On suit sur une carte les tracés successifs des bordures linguistiques. Ils forment des lignes colorées qui sinuent et séparent. L’Ambivalie et l’Amphibie sont assez nettement délimitées, encore qu’il y ait l’une ou l’autre poche de l’une enclavée dans le territoire de l’autre. L’Entredeux est complètement encerclé. Il a l’air d’une île. C’en est une car ses panneaux routiers, contrairement à ceux des deux autres régions, sont multilingues.

On assiste de part et d’autre à des contrôles rigoureux. Nul ne peut franchir une démarcation s’il n’a sur lui des documents (identité, journal, livres, tract publicitaire…) rédigés dans l’idiome du voisinage. À plus forte raison, s’il ne possède pas la connaissance du jargon des lieux, il est refoulé. Seuls les allochtones ont droit de franchir les bornes, à la condition expresse qu’ils ne feront que transiter et ne s’installeront pas à demeure. Une séquence s’intercale pour montrer un hélicoptère dispersant les cendres du roi Régis au-dessus des trois régions principales.

On accélère le déroulement de l’image pour montrer la prolifération de réunions à chaque échelon administratif et judiciaire où sont formulées les demandes d’acceptation de l’adéquation entre contrée et langue parlée. Se multiplient à grande vitesse la formation de sous-régions, de circonscriptions particulières à chaque dialecte local.

On zoome avant, tandis qu’apparaît la planche multicolore d’un atlas où chaque centimètre carré du royaume est identifié par une couleur distinctive. Ce sont les morcellements innombrables des portions de pays où s’affirme un langage spécifique. Le montage laisse fugitivement se profiler l’image de la tour de Babel.
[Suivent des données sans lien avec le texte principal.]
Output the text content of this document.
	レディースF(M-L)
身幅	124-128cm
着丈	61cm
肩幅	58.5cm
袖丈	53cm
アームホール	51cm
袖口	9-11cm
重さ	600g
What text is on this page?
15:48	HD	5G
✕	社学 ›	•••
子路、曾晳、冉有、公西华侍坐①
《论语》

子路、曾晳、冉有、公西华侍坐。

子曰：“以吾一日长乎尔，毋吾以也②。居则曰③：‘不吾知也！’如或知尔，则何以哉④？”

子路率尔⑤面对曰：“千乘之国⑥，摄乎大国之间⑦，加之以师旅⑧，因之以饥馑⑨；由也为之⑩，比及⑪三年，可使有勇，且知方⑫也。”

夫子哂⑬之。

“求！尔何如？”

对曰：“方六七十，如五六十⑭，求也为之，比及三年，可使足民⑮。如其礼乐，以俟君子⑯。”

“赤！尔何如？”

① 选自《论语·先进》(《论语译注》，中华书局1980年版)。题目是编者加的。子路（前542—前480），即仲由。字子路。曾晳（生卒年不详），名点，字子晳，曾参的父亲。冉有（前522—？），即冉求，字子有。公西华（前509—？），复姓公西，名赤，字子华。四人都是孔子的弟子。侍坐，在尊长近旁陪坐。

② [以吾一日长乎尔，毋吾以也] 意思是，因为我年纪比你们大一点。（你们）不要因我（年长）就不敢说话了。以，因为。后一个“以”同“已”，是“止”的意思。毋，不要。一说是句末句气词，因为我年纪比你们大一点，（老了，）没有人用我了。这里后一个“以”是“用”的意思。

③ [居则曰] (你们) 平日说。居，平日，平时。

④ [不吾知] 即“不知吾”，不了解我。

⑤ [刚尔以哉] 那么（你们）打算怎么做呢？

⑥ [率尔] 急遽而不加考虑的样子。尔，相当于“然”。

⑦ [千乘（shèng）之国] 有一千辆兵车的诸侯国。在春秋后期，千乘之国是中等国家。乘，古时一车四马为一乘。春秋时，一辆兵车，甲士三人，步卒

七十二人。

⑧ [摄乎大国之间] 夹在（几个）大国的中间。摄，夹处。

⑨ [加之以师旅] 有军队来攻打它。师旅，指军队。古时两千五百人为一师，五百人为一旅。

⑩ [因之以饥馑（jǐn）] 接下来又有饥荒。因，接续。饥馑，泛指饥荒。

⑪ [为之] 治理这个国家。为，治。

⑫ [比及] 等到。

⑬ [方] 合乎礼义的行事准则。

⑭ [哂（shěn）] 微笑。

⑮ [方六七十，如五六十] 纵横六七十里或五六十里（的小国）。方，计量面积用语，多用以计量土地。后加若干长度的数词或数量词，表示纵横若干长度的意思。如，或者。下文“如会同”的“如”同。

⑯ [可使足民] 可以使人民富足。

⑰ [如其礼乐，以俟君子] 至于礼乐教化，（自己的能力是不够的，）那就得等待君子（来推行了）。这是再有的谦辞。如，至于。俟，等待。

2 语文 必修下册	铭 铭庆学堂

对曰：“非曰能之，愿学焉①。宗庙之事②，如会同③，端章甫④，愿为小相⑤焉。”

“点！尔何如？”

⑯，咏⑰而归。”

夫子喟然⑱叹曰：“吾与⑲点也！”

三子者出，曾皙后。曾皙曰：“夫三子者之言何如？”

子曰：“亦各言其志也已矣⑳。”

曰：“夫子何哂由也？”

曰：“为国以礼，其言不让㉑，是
On suit au moyen de trois travellings successifs le départ des deux fils princiers et de leur cadette appareillant en mobile-home afin de se réfugier à l’étranger vers des continents où ils seront autorisés à utiliser le parler de leur choix. La plaque d’immatriculation est diplomatique et aucun signe distinctif n’est apposé sur les véhicules.

On regarde, à l’intérieur de chaque parcelle, la métamorphose progressive de chacun des citoyens : ils se replient peu à peu sur eux-mêmes, se recroquevillent, de plus en plus maigres, balbutiants, hagards. Ceux qui en ont encore la force tournent en rond dans leur terroir ainsi que des poissons rouges dans un ex-bocal de cornichons. Ils sont bientôt figés dans des poses rappelant les découvertes de corps ensevelis sous la lave à Pompéi (79 après Jésus-Christ). Un long silence s’étend sur un fondu enchaîné brumeux.

On enregistre sur la bande-son le discours du guide assis à côté du chauffeur du car. Il explique aux touristes, armés de jumelles et d’appareils photo, l’attraction et l’intérêt historique que constitue cette réserve naturelle où sont conservés tels quels les vestiges de la démocratie. Ses paroles sont transmises à chaque voyageur en sa langue, par l’intermédiaire d’implants transistorisés, dont le rôle est d’envoyer directement à travers les tympans une traduction automatique de tout ce qui se dit alentour.